Directed by Colin Minihan.
Starring Brittany Allen, Freddie Stroma, Jesse Moss, Anja Savcic, Melanie Papalia, Sean Rogerson, Gil Bellows and Michael Ironside.
A group of friends on a weekend trip to a cabin in the woods find themselves terrorised by alien visitors.
We have always been fascinated with life beyond our own, up amongst the shimmering night sky and far distant reaches of the universe. Menahem Golan, co-founder and Chairman of 1980’s “schlock-meisters” studio Cannon Films, once said that life “beyond E.T.” was what we as humans, as cinema-goers, was what we yearned for most. In 2015, it is easier than ever to create such a film experience, even on a smaller, more independent level.
In fact, Extraterrestrial, the new horror film from The Vicious Brothers (not real brothers, really Colin Minihan and Stuart Ortiz) is the kind of over-the-top, gory and ridiculous sci-fi horror nonsense that helped make Cannon’s name back in their heyday. But where their many efforts had a certain crazy charm despite their cheapness and tacky edges, Extraterrestrial has almost nothing redemptive about it all.
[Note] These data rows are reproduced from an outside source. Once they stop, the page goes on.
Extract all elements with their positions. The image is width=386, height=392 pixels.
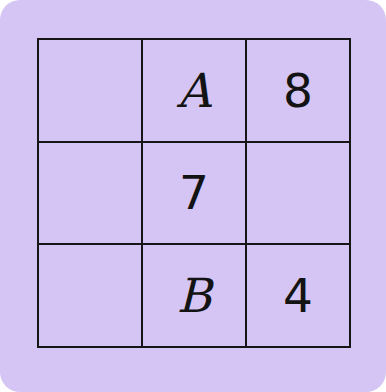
cell-r2c1[interactable] [39, 143, 141, 244]
cell-r3c3[interactable]: 4 [247, 245, 349, 346]
cell-r2c2[interactable]: 7 [143, 143, 245, 244]
puzzle-grid-3x3: A 8 7 B 4 [37, 38, 351, 348]
cell-r1c2[interactable]: A [143, 40, 245, 141]
cell-value: 8 [283, 67, 313, 114]
puzzle-card: A 8 7 B 4 [0, 0, 386, 392]
cell-value: 4 [283, 272, 313, 319]
cell-value: B [177, 272, 212, 319]
cell-r1c3[interactable]: 8 [247, 40, 349, 141]
cell-r3c2[interactable]: B [143, 245, 245, 346]
cell-value: A [177, 67, 211, 114]
cell-r3c1[interactable] [39, 245, 141, 346]
cell-r2c3[interactable] [247, 143, 349, 244]
cell-r1c1[interactable] [39, 40, 141, 141]
cell-value: 7 [179, 169, 209, 216]
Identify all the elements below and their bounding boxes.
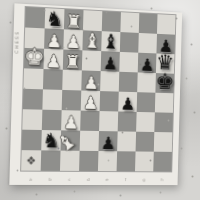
square-g3 bbox=[136, 112, 155, 132]
square-e2 bbox=[98, 131, 117, 151]
file-label-b: b bbox=[40, 177, 59, 182]
square-h5 bbox=[155, 73, 174, 93]
square-c7 bbox=[63, 29, 83, 50]
board-grid bbox=[21, 7, 175, 171]
file-label-h: h bbox=[153, 177, 171, 182]
square-f2 bbox=[117, 131, 136, 151]
square-h2 bbox=[154, 132, 173, 152]
square-c8 bbox=[64, 9, 84, 30]
square-a2 bbox=[22, 130, 42, 151]
square-e8 bbox=[102, 11, 121, 32]
square-a4 bbox=[23, 89, 43, 110]
square-c1 bbox=[60, 151, 80, 171]
square-f3 bbox=[118, 111, 137, 131]
file-label-e: e bbox=[98, 177, 117, 182]
file-labels: abcdefgh bbox=[21, 177, 171, 182]
square-b2 bbox=[41, 130, 61, 151]
square-h8 bbox=[157, 14, 176, 34]
square-h7 bbox=[156, 34, 175, 54]
square-a3 bbox=[22, 109, 42, 130]
square-f5 bbox=[119, 72, 138, 92]
square-d6 bbox=[82, 50, 101, 71]
file-label-c: c bbox=[60, 177, 79, 182]
square-e1 bbox=[98, 151, 117, 171]
square-b7 bbox=[44, 28, 64, 49]
square-e4 bbox=[100, 91, 119, 111]
square-f8 bbox=[120, 12, 139, 33]
square-d1 bbox=[79, 151, 98, 171]
noise-speckles bbox=[0, 0, 1, 1]
square-a6 bbox=[24, 48, 44, 69]
square-g7 bbox=[138, 33, 157, 54]
square-d7 bbox=[82, 30, 101, 51]
square-d5 bbox=[81, 70, 100, 91]
square-g2 bbox=[136, 132, 155, 152]
square-f1 bbox=[117, 151, 136, 171]
square-e7 bbox=[101, 31, 120, 52]
square-g5 bbox=[137, 72, 156, 92]
chess-board: CHESS ❖ abcdefgh ♞♜♟♟♝♝♟♚♟♜♟♟♛♟♚♟♟♟♞♝♟ bbox=[9, 3, 182, 185]
square-b3 bbox=[42, 110, 62, 131]
square-f7 bbox=[120, 32, 139, 53]
square-c5 bbox=[62, 70, 82, 91]
square-b6 bbox=[44, 49, 64, 70]
square-f6 bbox=[119, 52, 138, 73]
square-d2 bbox=[80, 131, 99, 151]
square-b5 bbox=[43, 69, 63, 90]
square-g8 bbox=[139, 13, 158, 34]
square-b1 bbox=[41, 150, 61, 170]
square-a8 bbox=[25, 7, 45, 28]
square-b4 bbox=[42, 89, 62, 110]
square-e5 bbox=[100, 71, 119, 92]
file-label-d: d bbox=[79, 177, 98, 182]
square-a7 bbox=[25, 27, 45, 48]
square-c6 bbox=[63, 50, 83, 71]
square-c4 bbox=[62, 90, 82, 111]
chess-board-photo: CHESS ❖ abcdefgh ♞♜♟♟♝♝♟♚♟♜♟♟♛♟♚♟♟♟♞♝♟ bbox=[0, 0, 200, 200]
file-label-f: f bbox=[116, 177, 135, 182]
square-g1 bbox=[135, 151, 154, 171]
square-h4 bbox=[155, 93, 174, 113]
square-e6 bbox=[101, 51, 120, 72]
square-d8 bbox=[83, 10, 102, 31]
square-c2 bbox=[61, 130, 81, 150]
square-h1 bbox=[153, 152, 172, 172]
square-h6 bbox=[156, 53, 175, 73]
square-e3 bbox=[99, 111, 118, 131]
file-label-a: a bbox=[21, 177, 41, 182]
square-b8 bbox=[45, 8, 65, 29]
board-emblem: ❖ bbox=[21, 150, 41, 171]
square-d3 bbox=[80, 111, 99, 131]
square-h3 bbox=[154, 112, 173, 132]
square-f4 bbox=[118, 92, 137, 112]
square-g4 bbox=[137, 92, 156, 112]
file-label-g: g bbox=[135, 177, 153, 182]
square-d4 bbox=[81, 90, 100, 111]
square-g6 bbox=[138, 53, 157, 73]
board-brand-text: CHESS bbox=[14, 30, 20, 54]
square-a5 bbox=[23, 68, 43, 89]
square-c3 bbox=[61, 110, 81, 131]
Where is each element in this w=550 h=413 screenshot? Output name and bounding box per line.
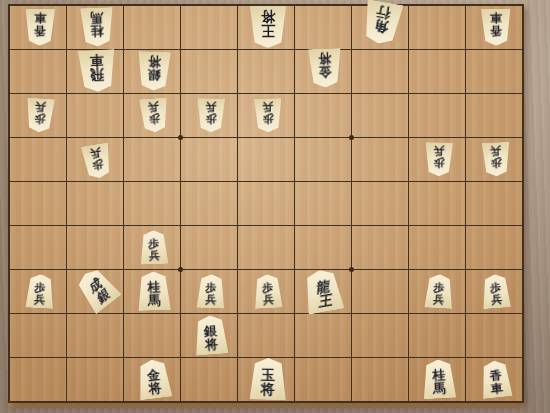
piece-pawn-sente[interactable]: 歩兵: [253, 274, 283, 309]
piece-silver-gote[interactable]: 銀将: [137, 51, 171, 91]
piece-silver-sente[interactable]: 銀将: [193, 314, 229, 355]
piece-kanji: 王: [317, 293, 333, 310]
hoshi-dot: [349, 267, 354, 272]
piece-kanji: 馬: [433, 382, 447, 396]
piece-gold-sente[interactable]: 金将: [135, 358, 173, 401]
piece-kanji: 兵: [433, 294, 445, 306]
piece-knight-gote[interactable]: 桂馬: [80, 7, 114, 47]
piece-kanji: 歩: [148, 112, 160, 124]
piece-kanji: 兵: [35, 101, 47, 113]
piece-kanji: 将: [261, 9, 275, 24]
piece-pawn-sente[interactable]: 歩兵: [196, 274, 225, 309]
piece-kanji: 兵: [490, 145, 501, 157]
piece-promoted-silver-sente[interactable]: 成銀: [72, 264, 122, 315]
piece-kanji: 兵: [491, 293, 503, 305]
piece-kanji: 兵: [434, 145, 445, 157]
piece-kanji: 歩: [34, 112, 46, 124]
piece-lance-sente[interactable]: 香車: [479, 359, 513, 399]
piece-pawn-gote[interactable]: 歩兵: [425, 142, 454, 176]
piece-kanji: 車: [89, 53, 104, 68]
piece-kanji: 金: [318, 65, 331, 79]
piece-kanji: 歩: [262, 113, 273, 125]
piece-kanji: 歩: [490, 157, 501, 169]
hoshi-dot: [178, 135, 183, 140]
piece-pawn-gote[interactable]: 歩兵: [139, 97, 169, 133]
piece-kanji: 兵: [89, 147, 102, 160]
piece-kanji: 銀: [147, 68, 160, 82]
piece-kanji: 将: [148, 54, 161, 68]
piece-knight-sente[interactable]: 桂馬: [137, 271, 171, 311]
piece-pawn-sente[interactable]: 歩兵: [481, 273, 511, 309]
piece-kanji: 銀: [94, 287, 113, 306]
piece-kanji: 将: [261, 382, 275, 397]
piece-kanji: 王: [261, 23, 275, 38]
piece-pawn-gote[interactable]: 歩兵: [254, 98, 283, 132]
hoshi-dot: [349, 135, 354, 140]
shogi-board[interactable]: 香車桂馬王将角行香車飛車銀将金将歩兵歩兵歩兵歩兵歩兵歩兵歩兵歩兵歩兵成銀桂馬歩兵…: [8, 4, 524, 403]
piece-kanji: 兵: [148, 101, 160, 113]
piece-pawn-sente[interactable]: 歩兵: [139, 230, 168, 265]
piece-kanji: 兵: [263, 294, 275, 306]
piece-kanji: 馬: [148, 294, 161, 308]
hoshi-dot: [178, 267, 183, 272]
piece-rook-gote[interactable]: 飛車: [77, 49, 116, 93]
piece-kanji: 車: [490, 382, 503, 396]
piece-pawn-gote[interactable]: 歩兵: [25, 97, 55, 133]
piece-dragon-king-sente[interactable]: 龍王: [301, 267, 345, 315]
piece-kanji: 香: [34, 24, 46, 37]
piece-kanji: 歩: [433, 157, 444, 169]
piece-kanji: 兵: [206, 101, 217, 113]
piece-king-gote[interactable]: 王将: [250, 6, 287, 48]
piece-kanji: 車: [490, 12, 502, 25]
piece-bishop-gote[interactable]: 角行: [360, 0, 404, 47]
piece-kanji: 将: [318, 51, 331, 65]
piece-kanji: 歩: [205, 113, 216, 125]
piece-kanji: 飛: [90, 67, 105, 82]
piece-kanji: 桂: [90, 24, 103, 38]
piece-kanji: 車: [34, 12, 46, 25]
piece-kanji: 将: [205, 338, 219, 352]
piece-gold-gote[interactable]: 金将: [308, 48, 342, 88]
piece-lance-gote[interactable]: 香車: [25, 8, 56, 46]
piece-kanji: 玉: [261, 368, 275, 383]
piece-kanji: 将: [148, 381, 163, 396]
piece-kanji: 兵: [262, 101, 273, 113]
piece-king-sente[interactable]: 玉将: [249, 358, 287, 401]
piece-kanji: 行: [376, 4, 392, 21]
piece-lance-gote[interactable]: 香車: [481, 8, 512, 46]
piece-pawn-gote[interactable]: 歩兵: [197, 98, 226, 132]
piece-pawn-gote[interactable]: 歩兵: [481, 142, 510, 177]
piece-pawn-sente[interactable]: 歩兵: [25, 274, 55, 309]
piece-kanji: 香: [490, 24, 502, 37]
piece-pawn-sente[interactable]: 歩兵: [424, 274, 454, 309]
piece-knight-sente[interactable]: 桂馬: [422, 359, 457, 400]
piece-kanji: 兵: [149, 250, 160, 262]
piece-kanji: 馬: [90, 10, 103, 24]
piece-kanji: 兵: [205, 294, 216, 306]
piece-kanji: 兵: [34, 294, 46, 306]
piece-pawn-gote[interactable]: 歩兵: [81, 142, 114, 180]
The whole exercise is unoriginal and formulaic, counting on the premise of “Cabin in the Woods” traits to carry it through to it’s overly gory mid-section and ridiculous ending. A group of friends, led by Brittany Allen’s April, head to a family cabin up in the dark recesses of a local forest, hoping to blow off steam while getting a little hot under the collar. But with no internet and no phone signal, the group are left quite literally clutching at straws, until a comet-sized object falls from the sky into the neighbouring shrubbery. Queue a grainy, hand-held phone-filmed sequence where the friends discover what appears to be a UFO, but those dwelling inside aren’t of the “phone home” persuasion in a scene that feels ten years out of date.
The Vicious Brothers come off the back of some decent notices from their work on the Grave Encounters films, but subtlety isn’t their strong suit. While there are some flashes of technical wizardry here alongside some decent cinematography, the film is ultimately let down by its script. Packed full of horrendous genre clichés that make little sense, the whole film feels flat and dreary with one-dimensional characters that make the kind of choices that no-one in their right mind would make. Even more criminal is the films use of the great Michael Ironside, here cast as the local quack-head who seems to be the only person outside of the government to know exactly what is going on.
Extraterrestrial will be enjoyed by many who enjoy this kind of horror film, one that focuses on teens in peril with some neat lights effects and more gore than an episode of Fun House. If subtlety or true terror is your thing, stay well clear of this one for you would have more fun watching Simpsons aliens Kang and Kodos try to overthrow the world than this. Nonsensical and ludicrous, Extraterrestrial is the sort of the film that you could skip straight to the final few minutes and know exactly what has preceded it. A miserable time.